Chronic tendon lacerations or disruptions do not always behave similarly. In cases of chronic extensor mechanism disruption, reconstructive measures are often required to achieve repair and regain function10,11. In the present case, complete transection of the biceps femoris tendon was treated conservatively for 3 months and was successfully repaired without requiring soft-tissue augmentation or reconstruction. This may be due to anatomic factors in this region of the biceps femoris or differences in mechanical properties between knee flexors and extensors. Despite limited data in the literature, the patient outcome favors surgical management of patients with complete transections of the distal biceps femoris, particularly in young, athletic patients who require a high level of function.

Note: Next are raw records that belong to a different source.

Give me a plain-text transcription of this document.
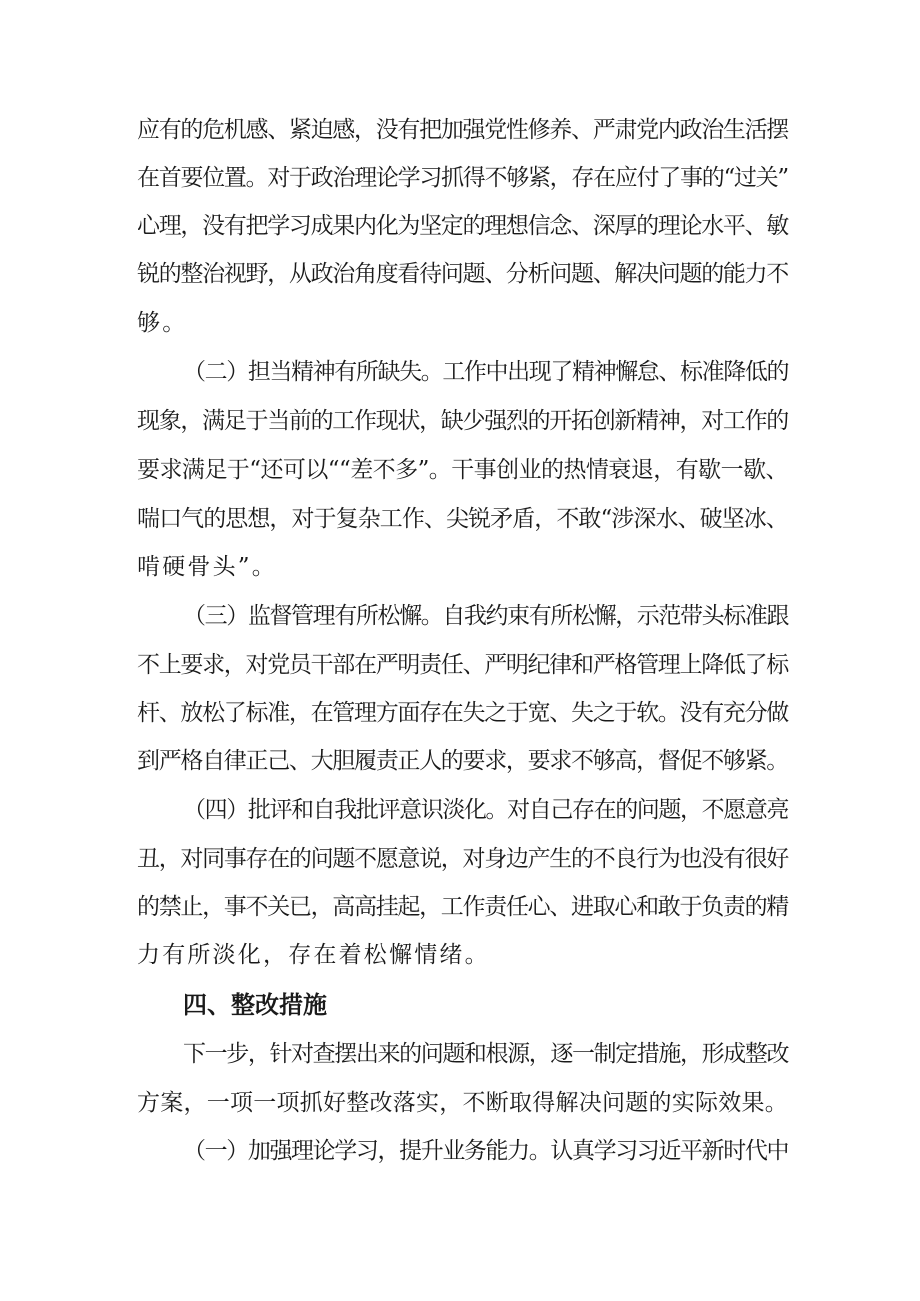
应有的危机感、紧迫感，没有把加强党性修养、严肃党内政治生活摆
在首要位置。对于政治理论学习抓得不够紧，存在应付了事的“过关”
心理，没有把学习成果内化为坚定的理想信念、深厚的理论水平、敏
锐的整治视野，从政治角度看待问题、分析问题、解决问题的能力不
够。
（二）担当精神有所缺失。工作中出现了精神懈怠、标准降低的
现象，满足于当前的工作现状，缺少强烈的开拓创新精神，对工作的
要求满足于“还可以““差不多”。干事创业的热情衰退，有歇一歇、
喘口气的思想，对于复杂工作、尖锐矛盾，不敢“涉深水、破坚冰、
啃硬骨头”。
（三）监督管理有所松懈。自我约束有所松懈，示范带头标准跟
不上要求，对党员干部在严明责任、严明纪律和严格管理上降低了标
杆、放松了标准，在管理方面存在失之于宽、失之于软。没有充分做
到严格自律正己、大胆履责正人的要求，要求不够高，督促不够紧。
（四）批评和自我批评意识淡化。对自己存在的问题，不愿意亮
丑，对同事存在的问题不愿意说，对身边产生的不良行为也没有很好
的禁止，事不关已，高高挂起，工作责任心、进取心和敢于负责的精
力有所淡化，存在着松懈情绪。
四、整改措施
下一步，针对查摆出来的问题和根源，逐一制定措施，形成整改
方案，一项一项抓好整改落实，不断取得解决问题的实际效果。
（一）加强理论学习，提升业务能力。认真学习习近平新时代中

Even at 3 months, the tendon quality was amendable to repair with subsequent full return to sport at the preinjury level.
In conclusion, there is limited literature on isolated distal biceps femoris injuries in athletes. In this case report, chronic transection of the biceps femoris tendon was primarily repaired. The patient experienced full recovery of function and resolution of CPN paresthesias. He returned to his preinjury level of sport in Division 1 collegiate hockey and completed a full season after tendon repair. Despite limited data, authors support surgical treatment of this rare injury, particularly in patients who require a high level of function.